We’re pleased to announce an upcoming roundtable panel that we will be co-sponsoring with the Association for Critical Race Art History (ACRAH) at the annual College Art Association Conference in Chicago this February. Over the decade that the Material Collective has been operating, we’ve seen a significant shift in the CAA’s willingness to engage with a more inclusive and often politicized version of visual studies and we applaud that. As medievalists like Matthew X. Vernon, Geraldine Heng, Cord Whitaker, and others have shown, the narrative that perpetuates the idea of “race” as a purely modern invention can be disputed. Race-making can clearly be traced to the medieval period, and even earlier, in both texts and visual imagery.
We approached ACRAH specifically because we hoped this roundtable might be a good venue to discuss those connections among pre- and post-modern art historians. As our abstract states:
Pre-modern fields of art history are often viewed as operating anterior to, or even outside of, considerations of race, racism, diversity, and inclusion. The classical and medieval worlds in particular have long been taken (by both specialists and those working in other areas) as primarily European, in which unexamined whiteness is too often the default position for understanding patrons, artists, and subjects. This neglect of racialized histories has allowed many art historians (especially white scholars) to occupy a privileged position of ignorance, choosing to avoid the contemporary impact of their scholarship and (even passively) upholding biased and racist narratives in publications and curricula.

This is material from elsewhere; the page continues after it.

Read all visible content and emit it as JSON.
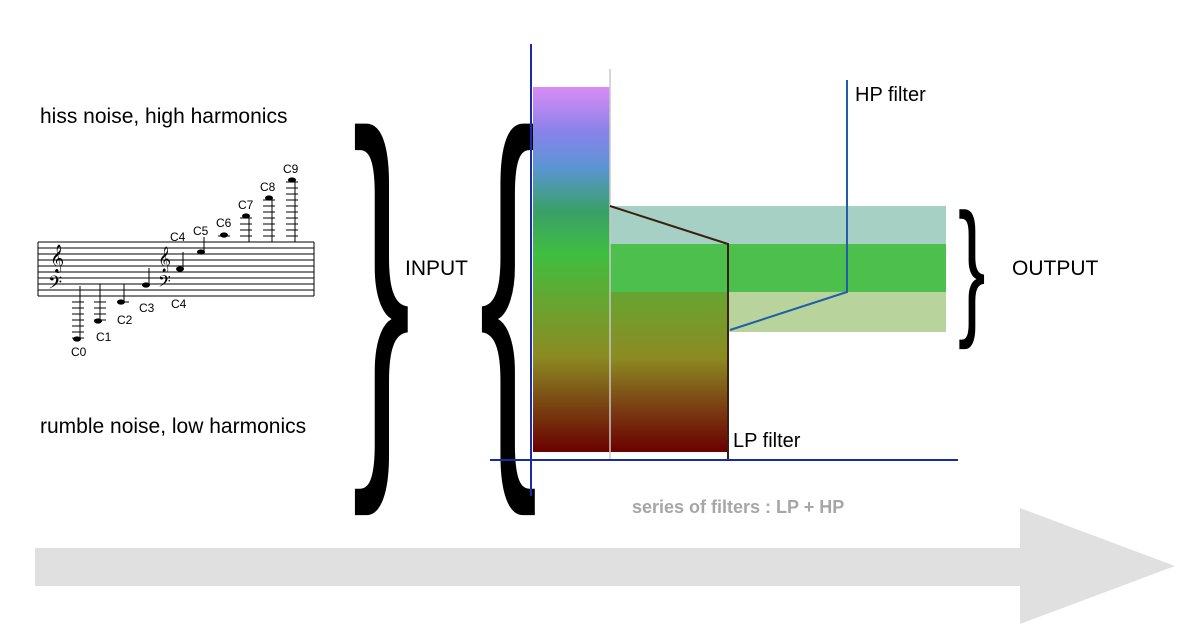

We hope that the session, Unlearning Art History: Anti-Racist Work in Pre-Modern Fields, will be an opportunity to bring the important discussions happening in medieval studies into the art-historical conversation. Speakers include Nina Rowe, who will talk about resources, projects, and objects that can expand the discourse on race in the teaching of medieval art history. Dr. Rowe’s new research on illuminated World Chronicle manuscripts introduces evidence that can complicate our understanding of medieval European conceptions of Africa, and essays in a volume she co-edited, Whose Middle Ages?, introduce accessible discussions of whiteness and medieval intercontinental trade contacts that can disrupt traditional art historical narratives. Roland Betancourt (University of California, Irvine) will present on “Byzantine Intersectionality: Sexuality, Gender, and Race in the Middle Ages,” and we are very pleased to include Earnestine Qiu (PhD Candidate, Princeton University) on her work with the Armenia! show at the Metropolitan Museum in New York. Qiu’s paper is titled “Displaying Armenia.” Our discussant, Adriana Zavala (Tufts University and founding director of the US Latinx Art Forum (USLAF)), will consider how historians of pre-modern and modern/contemporary art approach race and colonialism, how our questions differ, and what we might learn from cross-temporal conversations.
The session takes place on Friday evening, February 14, from 6:00-7:30pm. Come join us for Valentine’s Day!